KNOWING WHAT WORDS MEAN WITHOUT KNOWING WHAT THEY MEAN

CAUSLEY.jpg

CAUSLEY.jpg

So I was listening to the radio – not properly listening – but it was on in the background, and suddenly ‘Timothy Winters‘ came through.                               

There’s something incomparably satisfying about a poem you can join in with, because most of it has stuck indelibly in your mind decades ago – without your ever having to learn it. That’s ‘Timothy Winters’ by Cornish poet Charles Causley, who died in 2003, and whose poems will be remembered – or this one most certainly will.

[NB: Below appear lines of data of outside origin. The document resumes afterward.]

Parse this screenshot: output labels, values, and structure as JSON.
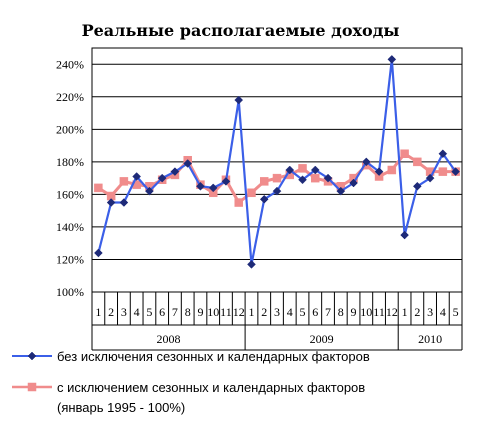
{
  "chart_data": {
    "type": "line",
    "title": "Реальные располагаемые  доходы",
    "y_ticks": [
      "100%",
      "120%",
      "140%",
      "160%",
      "180%",
      "200%",
      "220%",
      "240%"
    ],
    "ylim": [
      100,
      240
    ],
    "x_labels": [
      "1",
      "2",
      "3",
      "4",
      "5",
      "6",
      "7",
      "8",
      "9",
      "10",
      "11",
      "12",
      "1",
      "2",
      "3",
      "4",
      "5",
      "6",
      "7",
      "8",
      "9",
      "10",
      "11",
      "12",
      "1",
      "2",
      "3",
      "4",
      "5"
    ],
    "years": [
      {
        "label": "2008",
        "start": 0,
        "count": 12
      },
      {
        "label": "2009",
        "start": 12,
        "count": 12
      },
      {
        "label": "2010",
        "start": 24,
        "count": 5
      }
    ],
    "grid": "horizontal",
    "legend_position": "bottom",
    "series": [
      {
        "name": "без исключения сезонных и календарных факторов",
        "color": "#3b5fe8",
        "marker": "diamond",
        "values": [
          124,
          155,
          155,
          171,
          162,
          170,
          174,
          179,
          165,
          164,
          168,
          218,
          117,
          157,
          162,
          175,
          169,
          175,
          170,
          162,
          167,
          180,
          174,
          243,
          135,
          165,
          170,
          185,
          174
        ]
      },
      {
        "name": "с исключением сезонных и календарных факторов",
        "name_line2": "(январь 1995 - 100%)",
        "color": "#f08c8c",
        "marker": "square",
        "values": [
          164,
          159,
          168,
          166,
          165,
          169,
          172,
          181,
          166,
          161,
          169,
          155,
          161,
          168,
          170,
          172,
          176,
          170,
          168,
          165,
          170,
          178,
          171,
          175,
          185,
          180,
          174,
          174,
          174
        ]
      }
    ]
  }
}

Poets are highly preoccupied with the idea of being overlooked while alive, and forgotten when dead. You can mention the name ‘Charles Causley’ in a group of younger poets and see blank faces. But not in poets of a certain age. And not in those who studied his ballads at school. And even those who aren’t sure about the name ‘Charles Causley’ – you see them fumbling through the memory files when you mention him – try them on a line of ‘Timothy Winters’, and see what happens. ‘Ears like bombs and teeth like splinters: / A blitz of a boy is ….’

I think I met Causley in person once, but I was only in my teens, and now I can’t be sure. But I met ‘Timothy Winters’ before that, and he has always stayed close.

What a poem! And it illustrates another thing about poetry: its ability to educate – and I don’t just mean educate about socio-historic human deprivation. Who had ever heard the word ‘helves’ before they encountered

At Morning Prayers the Master helves
For children less fortunate than ourselves

My Picador Collected footnotes the word helves as Cornish dialect ‘the alarmed lowing of cattle (as when a cow is separated from her calf); a desperate, pleading note’. I always inferred it meant ‘appeals for help’, which suggests the sound of the word in context led to not inappropriate interpretation. I have never read the word elsewhere, but I’ve always remembered its strangeness, and its curious rightness in this poem. Not just there for the rhyme, I think, though rhyme it certainly does.

But most importantly of all, the poem ends ‘Amen’. To the many generations of UK children who were once closeted in daily school assemblies and enjoined to pray, ‘Amen’ meant the closing of something formal and the opening of doors. We had no idea of the meaning of ‘Amen’ in Hebrew, or that it was originally Hebrew at all. We just knew it signified the end, and the bit we could join in with, agree with – joyfully – if it meant getting on with something else that we hoped wouldn’t involve praying.

You can know what words mean without knowing what they mean.

But you can never write (or hear) a poem that ends on the word ‘amen’ without remembering Timothy Winters, and therefore Charles Causley: humane, metrical, melodic and haunting.

So come one Angel, come on ten:
Timothy Winters says ‘Amen
Amen amen amen amen.’
Timothy Winters, Lord.
                                      Amen! 

12 thoughts on “KNOWING WHAT WORDS MEAN WITHOUT KNOWING WHAT THEY MEAN”

  1. ‘And they say there aren’t boys like him anymore.’ This poem reads as though it went straight down on to the paper in one angry rush. Causley was good at nailing direct emotion without any scrap of sentimentality. I still remember how strongly a class of twelve-year olds responded to this poem.

  2. This poem was part of my ‘unseen’ for English A level a long, long time ago (!) although it’s often used with younger children. Hearing Charles Causley reading and commenting on it on the Poetry Archive is interesting – he says how astonished he is when people imagine he made Timothy Winters up. He’s a real boy. Which I suppose explains the power -that and C C’s flawless ear for ballads. Still the best poet ever for children.

  3. I didn’t grow up with Charles Casley or this poem. But wow. And it’s still terribly true.

  4. There’s a splendid version of ‘Timothy Winters’ sung by his distant relative Jim Causley.

  5. ‘Timothy Winters’ is on Jim Causley’s CD ‘Cyprus Well’…along with ‘Angel Hill’, ‘On All Souls’ Day’, ‘Who?’ and more. All great.

  6. Thanks, Jo, Jim Causley can be found on Youtube singing some of these but not ‘Timothy Winters’, so the only way to it is via the CD, it seems. But a good programme about Charles Causley featuring many well known contemp. poets is there, (though the actor who delivers Timothy Winters gets the last line wrong). https://www.youtube.com/watch?v=lPmxV862Ykk

  7. There was a programme on 1st October on BBC4 which was lovely, though sadly not currently available on iplayer. Wonder if anyone recorded it?

    Would highly recommend the CD, he has a wonderful voice. The instrumentation is very sympathetic too.

  8. That programme’s available on a DVD. It’s called ‘The Poet Charles Causley’. Lovely it is, and it’s the one Nell says is on YouTube, but the DVD seems to be about 20 minutes longer and with the slightly different title.

  9. Just occurred, reading this, that my child brain had understood ‘helves’ as the master doom-tolling like a funeral bell. Like Hell’s bells, perhaps.